Red Alert: Belize Heads into Worst Sargassum Phase Yet
Belize is heading for a Sargassum red phase. Despite an all-hands response from coastline communities, the country may be entering its worst phase yet.
The San Pedro Town Council confirmed the warning in a Monday statement that outlined an extensive response. It said crews have been working from dawn to dusk with tractors, dump trucks, and upgraded equipment to clear beaches, while the municipality expands its workforce and establishes composting sites to recover sand.
The council is also in talks with private landowners to secure long-term deposition sites, and said it is continuing to lobby the government for additional support.
Meanwhile, Tourism Minister Anthony Mahler, who sits on the cabinet subcommittee on sargassum, was candid about the scale of the problem last Thursday. “I don’t think we’re looking at this heavily as a region,” he said. “I don’t think we have worked on this collectively and with science behind it to see how we can deal with it.”

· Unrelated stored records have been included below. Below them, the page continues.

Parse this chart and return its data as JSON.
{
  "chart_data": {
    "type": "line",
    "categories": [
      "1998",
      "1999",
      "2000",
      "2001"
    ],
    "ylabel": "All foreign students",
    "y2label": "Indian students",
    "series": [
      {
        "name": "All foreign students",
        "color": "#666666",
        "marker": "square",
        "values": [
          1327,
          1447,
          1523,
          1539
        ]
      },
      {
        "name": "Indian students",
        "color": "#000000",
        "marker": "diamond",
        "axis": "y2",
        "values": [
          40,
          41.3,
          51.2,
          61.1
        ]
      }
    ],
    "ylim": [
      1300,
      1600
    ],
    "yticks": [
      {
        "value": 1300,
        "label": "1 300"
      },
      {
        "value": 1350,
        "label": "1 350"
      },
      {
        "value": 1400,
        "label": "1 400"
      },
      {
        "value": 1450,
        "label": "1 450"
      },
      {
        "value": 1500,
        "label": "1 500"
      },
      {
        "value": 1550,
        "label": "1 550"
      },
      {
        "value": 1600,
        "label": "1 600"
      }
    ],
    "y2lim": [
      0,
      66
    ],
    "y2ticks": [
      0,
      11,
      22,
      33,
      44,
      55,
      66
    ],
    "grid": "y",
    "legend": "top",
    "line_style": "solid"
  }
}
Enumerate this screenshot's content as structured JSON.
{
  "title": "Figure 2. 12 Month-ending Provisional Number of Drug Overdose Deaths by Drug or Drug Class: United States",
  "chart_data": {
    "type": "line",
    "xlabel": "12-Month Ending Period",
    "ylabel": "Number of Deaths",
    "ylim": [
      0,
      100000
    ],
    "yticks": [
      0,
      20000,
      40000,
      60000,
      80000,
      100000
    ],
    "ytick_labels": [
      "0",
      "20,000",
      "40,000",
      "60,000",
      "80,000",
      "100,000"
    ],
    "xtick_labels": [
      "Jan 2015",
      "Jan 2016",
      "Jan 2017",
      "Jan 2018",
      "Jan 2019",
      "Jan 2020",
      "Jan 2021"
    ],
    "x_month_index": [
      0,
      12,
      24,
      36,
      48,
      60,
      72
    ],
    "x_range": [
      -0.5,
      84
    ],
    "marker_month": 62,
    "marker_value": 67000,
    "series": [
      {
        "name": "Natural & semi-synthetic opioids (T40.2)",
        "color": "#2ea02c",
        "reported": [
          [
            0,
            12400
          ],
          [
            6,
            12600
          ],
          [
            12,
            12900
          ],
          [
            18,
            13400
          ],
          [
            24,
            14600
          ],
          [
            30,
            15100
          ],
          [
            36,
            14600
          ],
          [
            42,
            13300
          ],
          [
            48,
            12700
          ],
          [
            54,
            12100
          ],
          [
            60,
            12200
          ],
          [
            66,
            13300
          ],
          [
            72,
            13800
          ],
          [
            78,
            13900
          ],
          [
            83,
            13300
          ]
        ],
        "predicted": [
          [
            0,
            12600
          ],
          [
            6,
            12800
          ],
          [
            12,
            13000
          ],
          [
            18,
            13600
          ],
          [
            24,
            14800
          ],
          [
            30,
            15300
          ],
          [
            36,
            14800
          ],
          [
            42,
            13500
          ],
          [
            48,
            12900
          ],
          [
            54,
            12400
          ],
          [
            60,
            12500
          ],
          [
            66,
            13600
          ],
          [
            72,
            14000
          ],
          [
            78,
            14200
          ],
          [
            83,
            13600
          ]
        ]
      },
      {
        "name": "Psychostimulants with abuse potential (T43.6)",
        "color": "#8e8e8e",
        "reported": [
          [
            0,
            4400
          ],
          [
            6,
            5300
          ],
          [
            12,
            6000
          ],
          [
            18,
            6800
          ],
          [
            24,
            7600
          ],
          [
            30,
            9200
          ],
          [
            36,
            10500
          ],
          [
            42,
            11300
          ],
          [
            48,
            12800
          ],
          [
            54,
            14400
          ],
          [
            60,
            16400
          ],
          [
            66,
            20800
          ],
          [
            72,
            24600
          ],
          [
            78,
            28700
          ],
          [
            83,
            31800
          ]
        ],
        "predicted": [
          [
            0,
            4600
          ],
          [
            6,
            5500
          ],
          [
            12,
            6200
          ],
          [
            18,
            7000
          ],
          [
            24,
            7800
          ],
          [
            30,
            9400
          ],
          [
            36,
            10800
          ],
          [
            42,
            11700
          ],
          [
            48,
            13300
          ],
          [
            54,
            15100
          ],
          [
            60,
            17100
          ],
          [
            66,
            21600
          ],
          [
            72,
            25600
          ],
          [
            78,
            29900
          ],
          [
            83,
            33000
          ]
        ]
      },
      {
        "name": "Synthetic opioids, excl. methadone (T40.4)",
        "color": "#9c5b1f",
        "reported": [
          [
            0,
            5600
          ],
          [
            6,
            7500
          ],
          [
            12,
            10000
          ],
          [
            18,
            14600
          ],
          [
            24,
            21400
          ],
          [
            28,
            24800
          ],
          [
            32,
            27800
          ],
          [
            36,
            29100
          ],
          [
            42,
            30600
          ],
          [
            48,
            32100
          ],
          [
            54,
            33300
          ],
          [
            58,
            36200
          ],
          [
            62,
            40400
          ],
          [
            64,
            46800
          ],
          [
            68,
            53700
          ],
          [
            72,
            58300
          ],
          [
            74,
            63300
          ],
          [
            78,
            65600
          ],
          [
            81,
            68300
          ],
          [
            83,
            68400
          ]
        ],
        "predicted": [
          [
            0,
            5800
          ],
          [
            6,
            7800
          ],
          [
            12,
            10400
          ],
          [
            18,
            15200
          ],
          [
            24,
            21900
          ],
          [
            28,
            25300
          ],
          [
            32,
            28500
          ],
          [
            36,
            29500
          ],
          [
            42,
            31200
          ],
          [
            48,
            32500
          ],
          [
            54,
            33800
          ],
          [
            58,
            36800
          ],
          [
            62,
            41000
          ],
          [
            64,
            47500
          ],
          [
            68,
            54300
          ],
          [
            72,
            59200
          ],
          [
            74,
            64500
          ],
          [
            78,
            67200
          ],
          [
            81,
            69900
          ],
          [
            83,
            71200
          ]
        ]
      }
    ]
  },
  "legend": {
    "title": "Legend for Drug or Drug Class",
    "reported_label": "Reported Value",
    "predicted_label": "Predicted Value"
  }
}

Mahler pointed to Mexico’s current battle against sargassum as a reflection of the scale. “We got lucky over the last month or so. Most of it went up to Mexico, and they are taking a beating right now, and they have much bigger budgets, and they have the Coast Guard working and all kind of things,” he said.
“It still just keeps coming,” Mahler added. “By the time you wake up in the morning, a boatload or a beach load of sargassum has washed up on the beaches.”
In the meantime, Belize is throwing more resources at the problem than ever before, with growing budgets to tackle the thick mats of sargassum that keep washing up ashore.